JC virus (JCV) is highly prevalent in humans, and may cause progressive multifocal leukoencephalopathy (PML), JCV granule cell neuronopathy (JCV GCN), JCV encephalopathy (JCVE) and JCV meningitis (JCVM) in immunocompromised individuals.

There is no treatment for JCV, and a growing number of multiple sclerosis patients treated with immunomodulatory medications have developed PML.

Antiviral agents against JCV are therefore highly desirable but remain elusive, due to the difficulty of determining their effect in vitro. A JCV strain carrying a fluorescent protein gene would greatly simplify and accelerate the drug screening process.

To achieve this goal, we selected the 366bp improved Light, Oxygen or Voltage-sensing domain (iLOV) of plant phototropin gene and created two full-length JCV-iLOV constructs on the prototype JCV Mad1 backbone. The iLOV gene was inserted either before the early regulatory T gene (iLOV-T), or after the late Agno gene (iLOV-Agno).

Both JCV iLOV strains were replication-competent in vitro and emitted a fluorescent signal detectable by confocal microscope, but JCV iLOV-T exhibited higher cellular and supernatant viral loads compared to JCV iLOV-Agno.
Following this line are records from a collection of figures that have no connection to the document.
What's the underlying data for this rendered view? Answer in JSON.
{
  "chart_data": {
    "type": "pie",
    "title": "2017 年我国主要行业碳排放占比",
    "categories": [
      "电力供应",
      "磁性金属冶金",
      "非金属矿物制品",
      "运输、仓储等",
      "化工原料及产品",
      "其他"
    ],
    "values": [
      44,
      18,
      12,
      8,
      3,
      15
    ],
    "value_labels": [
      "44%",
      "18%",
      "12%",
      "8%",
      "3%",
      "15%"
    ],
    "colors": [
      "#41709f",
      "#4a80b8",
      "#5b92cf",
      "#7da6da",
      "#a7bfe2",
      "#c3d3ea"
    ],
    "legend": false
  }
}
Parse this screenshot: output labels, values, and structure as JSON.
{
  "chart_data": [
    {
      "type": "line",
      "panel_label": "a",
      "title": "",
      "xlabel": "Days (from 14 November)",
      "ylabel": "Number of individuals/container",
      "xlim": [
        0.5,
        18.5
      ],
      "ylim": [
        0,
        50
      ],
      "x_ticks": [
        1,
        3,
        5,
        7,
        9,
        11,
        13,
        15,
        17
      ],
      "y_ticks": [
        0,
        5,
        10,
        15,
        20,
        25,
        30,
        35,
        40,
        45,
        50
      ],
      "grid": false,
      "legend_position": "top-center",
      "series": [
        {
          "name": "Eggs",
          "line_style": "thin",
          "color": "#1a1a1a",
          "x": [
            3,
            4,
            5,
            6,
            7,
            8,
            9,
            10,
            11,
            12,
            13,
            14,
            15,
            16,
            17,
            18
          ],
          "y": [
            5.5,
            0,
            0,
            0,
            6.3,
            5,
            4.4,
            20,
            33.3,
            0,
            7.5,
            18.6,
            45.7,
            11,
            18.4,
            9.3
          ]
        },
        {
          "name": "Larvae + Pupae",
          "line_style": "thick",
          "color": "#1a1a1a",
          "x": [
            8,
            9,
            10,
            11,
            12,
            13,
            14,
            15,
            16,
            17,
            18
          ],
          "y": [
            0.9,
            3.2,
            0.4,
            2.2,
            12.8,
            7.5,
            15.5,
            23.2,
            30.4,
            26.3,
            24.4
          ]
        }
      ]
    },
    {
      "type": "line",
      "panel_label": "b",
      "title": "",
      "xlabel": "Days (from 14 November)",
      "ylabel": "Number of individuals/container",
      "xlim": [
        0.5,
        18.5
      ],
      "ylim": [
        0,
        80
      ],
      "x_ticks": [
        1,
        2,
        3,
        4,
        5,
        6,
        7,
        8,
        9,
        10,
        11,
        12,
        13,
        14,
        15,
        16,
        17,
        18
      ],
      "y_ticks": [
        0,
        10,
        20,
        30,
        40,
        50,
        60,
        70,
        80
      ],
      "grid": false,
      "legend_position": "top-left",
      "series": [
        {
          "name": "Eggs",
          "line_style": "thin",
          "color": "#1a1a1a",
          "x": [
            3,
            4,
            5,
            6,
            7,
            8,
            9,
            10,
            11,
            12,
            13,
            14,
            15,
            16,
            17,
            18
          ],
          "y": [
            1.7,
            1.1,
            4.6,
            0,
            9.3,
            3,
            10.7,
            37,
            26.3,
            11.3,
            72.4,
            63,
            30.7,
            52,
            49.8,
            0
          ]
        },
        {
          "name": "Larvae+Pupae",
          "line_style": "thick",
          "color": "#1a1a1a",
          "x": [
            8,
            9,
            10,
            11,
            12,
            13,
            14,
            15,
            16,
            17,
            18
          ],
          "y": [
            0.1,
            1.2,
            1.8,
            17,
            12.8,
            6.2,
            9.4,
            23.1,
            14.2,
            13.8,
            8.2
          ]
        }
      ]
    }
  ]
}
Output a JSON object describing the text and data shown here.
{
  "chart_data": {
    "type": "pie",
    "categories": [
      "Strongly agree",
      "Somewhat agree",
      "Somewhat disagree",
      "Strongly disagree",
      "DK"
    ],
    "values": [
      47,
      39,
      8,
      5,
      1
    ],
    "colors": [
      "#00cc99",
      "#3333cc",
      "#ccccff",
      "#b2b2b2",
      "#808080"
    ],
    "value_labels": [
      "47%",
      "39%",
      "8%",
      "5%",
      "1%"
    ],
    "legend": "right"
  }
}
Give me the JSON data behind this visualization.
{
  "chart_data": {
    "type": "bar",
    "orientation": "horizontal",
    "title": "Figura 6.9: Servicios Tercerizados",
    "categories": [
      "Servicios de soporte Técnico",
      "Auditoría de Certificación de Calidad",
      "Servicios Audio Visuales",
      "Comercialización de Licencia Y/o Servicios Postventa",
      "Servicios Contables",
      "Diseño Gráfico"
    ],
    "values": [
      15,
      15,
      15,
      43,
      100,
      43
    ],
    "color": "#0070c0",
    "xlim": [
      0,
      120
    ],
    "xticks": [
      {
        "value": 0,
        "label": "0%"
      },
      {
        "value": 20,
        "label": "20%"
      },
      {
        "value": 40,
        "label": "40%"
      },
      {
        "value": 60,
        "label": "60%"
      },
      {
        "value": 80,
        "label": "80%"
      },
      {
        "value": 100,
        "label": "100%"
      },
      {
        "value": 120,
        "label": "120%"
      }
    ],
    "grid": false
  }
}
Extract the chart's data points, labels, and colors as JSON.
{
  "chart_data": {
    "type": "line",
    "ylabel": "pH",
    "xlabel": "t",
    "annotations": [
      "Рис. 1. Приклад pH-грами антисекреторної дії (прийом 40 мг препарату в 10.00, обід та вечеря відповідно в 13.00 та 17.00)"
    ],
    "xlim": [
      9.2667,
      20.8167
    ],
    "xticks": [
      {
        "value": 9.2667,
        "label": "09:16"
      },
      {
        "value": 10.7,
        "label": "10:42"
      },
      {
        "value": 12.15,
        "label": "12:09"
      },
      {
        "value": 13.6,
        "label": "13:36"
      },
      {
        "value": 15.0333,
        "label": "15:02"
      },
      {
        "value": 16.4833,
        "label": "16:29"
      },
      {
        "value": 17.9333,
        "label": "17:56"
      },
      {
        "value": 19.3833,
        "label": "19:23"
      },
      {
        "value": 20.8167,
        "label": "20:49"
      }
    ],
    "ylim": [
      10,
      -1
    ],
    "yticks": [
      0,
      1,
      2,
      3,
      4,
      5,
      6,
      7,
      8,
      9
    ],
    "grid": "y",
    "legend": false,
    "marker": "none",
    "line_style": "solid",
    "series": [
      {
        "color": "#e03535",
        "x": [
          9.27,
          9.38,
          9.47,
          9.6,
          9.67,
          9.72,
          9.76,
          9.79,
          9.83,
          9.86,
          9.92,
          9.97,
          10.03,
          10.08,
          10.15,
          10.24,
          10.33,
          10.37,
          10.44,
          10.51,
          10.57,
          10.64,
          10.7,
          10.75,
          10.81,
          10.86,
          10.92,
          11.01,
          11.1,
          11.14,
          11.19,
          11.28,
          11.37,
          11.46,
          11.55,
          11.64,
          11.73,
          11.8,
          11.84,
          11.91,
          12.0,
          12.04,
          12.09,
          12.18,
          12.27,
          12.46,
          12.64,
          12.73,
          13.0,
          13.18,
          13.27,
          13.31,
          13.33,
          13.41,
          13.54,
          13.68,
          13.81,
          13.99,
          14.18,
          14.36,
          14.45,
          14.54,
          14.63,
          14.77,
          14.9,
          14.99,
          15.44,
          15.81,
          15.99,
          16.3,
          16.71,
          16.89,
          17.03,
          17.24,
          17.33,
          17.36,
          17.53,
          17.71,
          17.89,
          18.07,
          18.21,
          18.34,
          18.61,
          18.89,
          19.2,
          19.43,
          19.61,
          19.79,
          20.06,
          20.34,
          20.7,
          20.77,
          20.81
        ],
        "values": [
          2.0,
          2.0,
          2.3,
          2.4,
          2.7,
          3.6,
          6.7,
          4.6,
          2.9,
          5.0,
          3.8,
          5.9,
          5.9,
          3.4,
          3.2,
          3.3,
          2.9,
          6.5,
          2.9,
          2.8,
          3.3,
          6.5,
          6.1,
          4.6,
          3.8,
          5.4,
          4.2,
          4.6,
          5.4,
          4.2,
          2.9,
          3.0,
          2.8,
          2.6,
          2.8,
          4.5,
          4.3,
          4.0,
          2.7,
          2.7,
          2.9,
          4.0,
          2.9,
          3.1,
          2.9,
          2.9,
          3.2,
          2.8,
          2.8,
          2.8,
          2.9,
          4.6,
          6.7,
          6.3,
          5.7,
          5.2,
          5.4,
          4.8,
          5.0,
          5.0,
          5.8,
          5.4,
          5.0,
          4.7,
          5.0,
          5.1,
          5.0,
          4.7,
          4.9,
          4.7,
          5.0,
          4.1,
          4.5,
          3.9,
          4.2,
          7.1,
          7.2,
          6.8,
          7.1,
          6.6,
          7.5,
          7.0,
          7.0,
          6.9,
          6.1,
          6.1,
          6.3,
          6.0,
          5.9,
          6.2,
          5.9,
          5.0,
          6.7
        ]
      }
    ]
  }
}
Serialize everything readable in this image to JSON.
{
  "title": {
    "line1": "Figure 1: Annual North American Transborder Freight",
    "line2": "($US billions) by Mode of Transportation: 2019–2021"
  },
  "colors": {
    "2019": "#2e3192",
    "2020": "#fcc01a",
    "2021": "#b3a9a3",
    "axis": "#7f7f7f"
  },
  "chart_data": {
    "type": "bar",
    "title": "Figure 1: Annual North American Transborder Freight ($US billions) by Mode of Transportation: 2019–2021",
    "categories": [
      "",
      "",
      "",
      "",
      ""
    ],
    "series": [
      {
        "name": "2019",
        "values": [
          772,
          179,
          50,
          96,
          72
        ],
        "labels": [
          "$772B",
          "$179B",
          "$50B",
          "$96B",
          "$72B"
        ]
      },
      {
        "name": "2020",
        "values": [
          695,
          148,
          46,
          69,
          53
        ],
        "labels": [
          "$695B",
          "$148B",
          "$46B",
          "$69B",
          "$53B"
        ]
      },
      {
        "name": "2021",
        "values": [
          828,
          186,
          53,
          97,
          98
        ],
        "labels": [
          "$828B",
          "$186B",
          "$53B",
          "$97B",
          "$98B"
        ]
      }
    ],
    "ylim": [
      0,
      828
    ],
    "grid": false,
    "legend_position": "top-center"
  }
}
JCV iLOV-T could also produce infectious pseudovirions.

These data suggest that JCV iLOV constructs may become valuable tools for anti-JCV drug screening.


Comment and post by MouseDoctor:

High throughput screens to test the defects of a drug library with thousands/millions of chemicals depend on a simple screening assay. In this study they made JC virus glow in the dark...when a ultraviolet light is shone on them.

In addition to encoding the structural and regulatory proteins, many viruses encode auxiliary proteins, some of which have been shown to play important roles in lytic and latent states of the viruses.

The human neurotropic JC virus (JCV) genome encodes an auxiliary protein called Agno. The Agno protein of JCV, which is produced late during the late phase of the lytic cycle, can physically and functionally interact with the viral early protein, T antigen, and downregulate viral gene expression and DNA replication. The T-antigen mediates transcription of the viral late gene promoter and induces replication of viral DNA.

Now you can screen for a drug to kill them.